Fast forward twenty years or so and there seems to be a new wave of shoegaze, although people refer to it as ‘dream pop’ these days, which I think I prefer. Two of my favourite songs from last year, Try and Sure were from Brisbane artist Hatchi (aka Harriet ex of the marvellous Go-Violets, and currently also in the pop-tabulous Babaganouj).

And from Melbourne we have five piece swirl-tastic Wild Meadows. They released an ep a couple of years ago, but their first full length (and self titled) album is released on March 2. I’m not sure what ages these guys (and gal) are, but I’ll wager that they had some serious ‘baggy’ older brothers and sisters in the 90’s, with kickass record collections. Over ten tracks I found myself hearing glimpses of Slowdive, Stone Roses, Ride, Lush, even The Rapture and The Strokes. Some of the more up-tempo songs like opener First Exit have a very Strokes vibe, urgent bass driven verses but it’s all Lush in the chorus. Feel The Noise kicks of like The Sundays and has that kind of ethereal echoy vocal swimming slightly back in the mix, which many of the band of this ouvre used in the past to great effect. These Days starts with a guitar riff which could be by early 90’s Cure. So you see where we are going with this.
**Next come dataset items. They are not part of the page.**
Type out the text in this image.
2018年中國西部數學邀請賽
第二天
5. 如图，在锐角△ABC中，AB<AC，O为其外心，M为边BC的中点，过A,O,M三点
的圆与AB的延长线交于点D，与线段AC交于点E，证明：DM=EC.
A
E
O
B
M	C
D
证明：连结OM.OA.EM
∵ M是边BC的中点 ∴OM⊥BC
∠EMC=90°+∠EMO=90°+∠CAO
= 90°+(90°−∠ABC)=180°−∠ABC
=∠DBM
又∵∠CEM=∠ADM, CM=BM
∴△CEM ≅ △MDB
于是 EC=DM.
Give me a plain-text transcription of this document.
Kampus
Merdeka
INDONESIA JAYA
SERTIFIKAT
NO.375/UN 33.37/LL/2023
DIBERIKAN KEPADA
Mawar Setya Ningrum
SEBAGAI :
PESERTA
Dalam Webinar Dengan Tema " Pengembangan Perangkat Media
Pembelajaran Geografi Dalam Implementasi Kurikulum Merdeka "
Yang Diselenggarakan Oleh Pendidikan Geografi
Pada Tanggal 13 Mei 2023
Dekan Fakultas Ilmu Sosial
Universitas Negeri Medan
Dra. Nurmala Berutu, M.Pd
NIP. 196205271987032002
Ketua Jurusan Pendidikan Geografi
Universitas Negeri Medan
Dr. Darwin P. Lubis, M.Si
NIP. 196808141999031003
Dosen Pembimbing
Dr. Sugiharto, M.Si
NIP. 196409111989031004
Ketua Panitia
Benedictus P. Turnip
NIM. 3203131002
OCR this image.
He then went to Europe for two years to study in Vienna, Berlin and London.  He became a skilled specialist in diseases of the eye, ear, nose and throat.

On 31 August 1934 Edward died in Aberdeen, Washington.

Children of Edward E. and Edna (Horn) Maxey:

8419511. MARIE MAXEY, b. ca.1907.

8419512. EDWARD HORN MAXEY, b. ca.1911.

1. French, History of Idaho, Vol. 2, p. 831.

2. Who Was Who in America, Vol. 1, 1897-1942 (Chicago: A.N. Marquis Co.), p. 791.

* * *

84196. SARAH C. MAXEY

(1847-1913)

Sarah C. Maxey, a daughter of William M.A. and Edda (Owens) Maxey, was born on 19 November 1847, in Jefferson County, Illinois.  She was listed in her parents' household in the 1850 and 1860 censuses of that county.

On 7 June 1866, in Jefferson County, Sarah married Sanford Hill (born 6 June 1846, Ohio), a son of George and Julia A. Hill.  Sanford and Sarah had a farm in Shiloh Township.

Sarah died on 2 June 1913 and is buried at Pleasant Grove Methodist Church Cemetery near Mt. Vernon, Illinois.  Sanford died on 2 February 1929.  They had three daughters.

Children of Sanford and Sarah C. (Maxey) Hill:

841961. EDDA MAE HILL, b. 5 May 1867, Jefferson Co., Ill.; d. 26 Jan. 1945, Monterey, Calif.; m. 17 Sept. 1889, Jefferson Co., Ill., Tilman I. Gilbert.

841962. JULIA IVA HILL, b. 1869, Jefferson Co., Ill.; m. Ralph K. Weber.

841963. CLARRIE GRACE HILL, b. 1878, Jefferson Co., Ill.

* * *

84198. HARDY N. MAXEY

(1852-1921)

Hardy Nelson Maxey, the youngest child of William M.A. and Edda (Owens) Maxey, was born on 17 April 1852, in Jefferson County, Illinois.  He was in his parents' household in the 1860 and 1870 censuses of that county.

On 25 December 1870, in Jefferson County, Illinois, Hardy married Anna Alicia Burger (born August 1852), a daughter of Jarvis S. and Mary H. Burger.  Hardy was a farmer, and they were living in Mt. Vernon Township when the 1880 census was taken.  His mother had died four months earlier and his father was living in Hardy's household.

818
It’s not exactly copyist, but they are certainly wearing their influences on their sleeves. The production is very 90’s, which is no way meant as a criticism. I like it. I actually might even love it.

The guitars jangle, like broken glass surfing a wall of sound. The singers are great, the songs really strong, kickass bass player and drummer and there is a quality that is simultaneously twinkly and dark. If you loved (or indeed love) any of the bands name check in this review, Wild Meadows just might be the band you didn’t know you were looking for.